Wildeshausen - Eines ist beim „Feeder“ gewiss: Es wird Tote geben. Daran lässt Regisseur Sven Morscheck (40) schon beim Intro seines neuen Films keinen Zweifel. Schüsse fallen, blutrote Löcher reißen in die Leinwand. Was dann folgt, ist eine halbe Stunde Popcorn-Kino mit vielen bekannten Darstellern vor fast ausverkauften Reihen im Lili-Servicekino. Neben Sven Morscheck waren auch Peter Behrens, Melanie Lach, Christian Kloskowski, Addi Stock, Martin Stürzebecher, Tom Steinbrecher und Stefan Ahlers zur Premiere gekommen und stellten sich anschließend den Fragen des Publikums. Volker Brandt, Kerstin Draeger, Marc und Carsten Fehse waren am Sonnabend verhindert.
Leichen im Minutentakt
Das Drehbuch zum Film – eine Hommage an Edgar Wallace – und daher bewusst in Schwarz-Weiß gehalten, ist straff. Die Geschichte ist schnell erzählt: Der maskierte Feeder ist Scotland Yard entkommen, meuchelt wieder, und das FBI um die Agenten Del Canto (Christian Kloskowski) und David Debrochet (Tom Steinbrecher) ist in Alarmbereitschaft. Auch der zwielichtige Privatdetektiv Joe Jenkins (Martin Stürzebecher) mischt mit.

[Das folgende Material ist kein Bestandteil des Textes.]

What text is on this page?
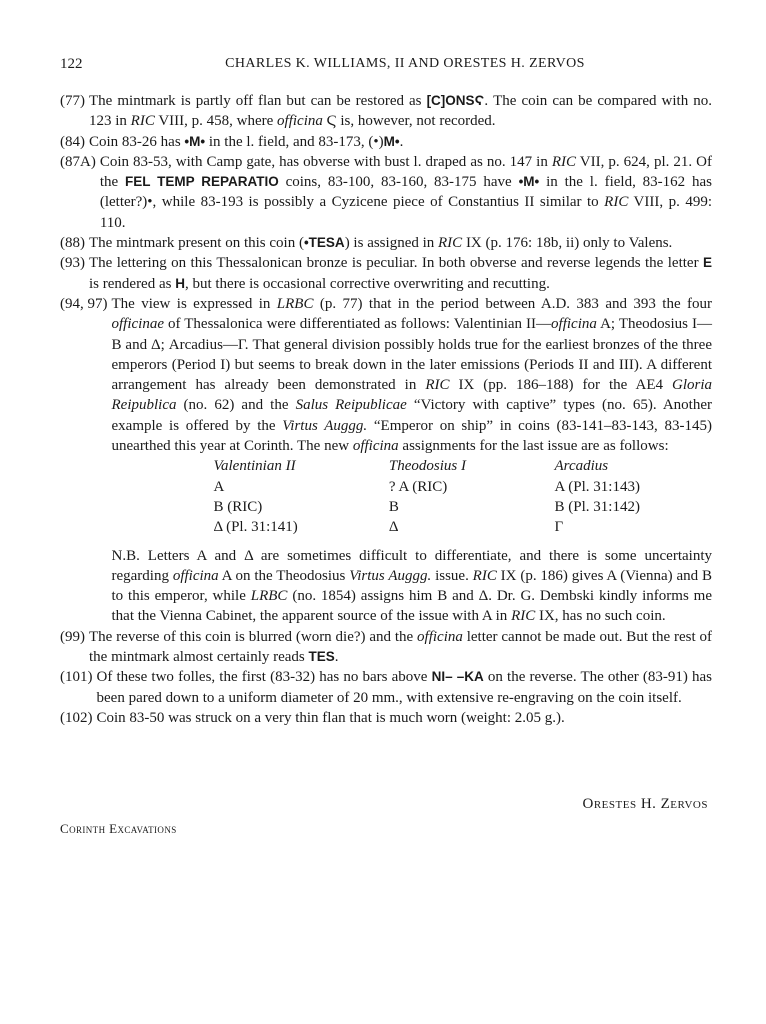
122	CHARLES K. WILLIAMS, II AND ORESTES H. ZERVOS
(77) The mintmark is partly off flan but can be restored as [C]ONSϚ. The coin can be compared with no. 123 in RIC VIII, p. 458, where officina Ϛ is, however, not recorded.
(84) Coin 83-26 has •M• in the l. field, and 83-173, (•)M•.
(87A) Coin 83-53, with Camp gate, has obverse with bust l. draped as no. 147 in RIC VII, p. 624, pl. 21. Of the FEL TEMP REPARATIO coins, 83-100, 83-160, 83-175 have •M• in the l. field, 83-162 has (letter?)•, while 83-193 is possibly a Cyzicene piece of Constantius II similar to RIC VIII, p. 499: 110.
(88) The mintmark present on this coin (•TESA) is assigned in RIC IX (p. 176: 18b, ii) only to Valens.
(93) The lettering on this Thessalonican bronze is peculiar. In both obverse and reverse legends the letter E is rendered as H, but there is occasional corrective overwriting and recutting.
(94, 97) The view is expressed in LRBC (p. 77) that in the period between A.D. 383 and 393 the four officinae of Thessalonica were differentiated as follows: Valentinian II—officina A; Theodosius I—B and Δ; Arcadius—Γ. That general division possibly holds true for the earliest bronzes of the three emperors (Period I) but seems to break down in the later emissions (Periods II and III). A different arrangement has already been demonstrated in RIC IX (pp. 186–188) for the AE4 Gloria Reipublica (no. 62) and the Salus Reipublicae “Victory with captive” types (no. 65). Another example is offered by the Virtus Auggg. “Emperor on ship” in coins (83-141–83-143, 83-145) unearthed this year at Corinth. The new officina assignments for the last issue are as follows:
Valentinian II	Theodosius I	Arcadius
A	? A (RIC)	A (Pl. 31:143)
B (RIC)	B	B (Pl. 31:142)
Δ (Pl. 31:141)	Δ	Γ
N.B. Letters A and Δ are sometimes difficult to differentiate, and there is some uncertainty regarding officina A on the Theodosius Virtus Auggg. issue. RIC IX (p. 186) gives A (Vienna) and B to this emperor, while LRBC (no. 1854) assigns him B and Δ. Dr. G. Dembski kindly informs me that the Vienna Cabinet, the apparent source of the issue with A in RIC IX, has no such coin.
(99) The reverse of this coin is blurred (worn die?) and the officina letter cannot be made out. But the rest of the mintmark almost certainly reads TES.
(101) Of these two folles, the first (83-32) has no bars above NI– –KA on the reverse. The other (83-91) has been pared down to a uniform diameter of 20 mm., with extensive re-engraving on the coin itself.
(102) Coin 83-50 was struck on a very thin flan that is much worn (weight: 2.05 g.).
Orestes H. Zervos
Corinth Excavations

Und es dauert nicht lange bis zur ersten Leiche. Peng – Peter Behrens ist tot, noch ein paar Schüsse und Geschäftsmann Vladimir Videofsky (Addi Stock) segnet das Zeitliche. Und da Erschießen auf Dauer langweilig ist, wird auch mal zum Gift gegriffen. Die Kamera huscht flott von Szene zu Szene – vom schicken Garten geht es hurtig in einen düsteren Keller. Die Musik ist stimmig und unterstreicht die Handlung. Die Kulisse, Kostüme und Maske (Fania Million) sind authentisch, die Schauspieler glaubwürdig.
Irrungen und Wirrungen
Nach und nach wird das Geheimnis über dubiose Geschäftsmänner aus Russland und einen Agenten mit Doppelmoral gelüftet. Doch kaum scheint die Lösung des Puzzles gefunden, folgt die nächste Wendung. Ein Spielchen, das Morscheck bis zum Ende durchzieht – und das nach einer Fortsetzung schreit.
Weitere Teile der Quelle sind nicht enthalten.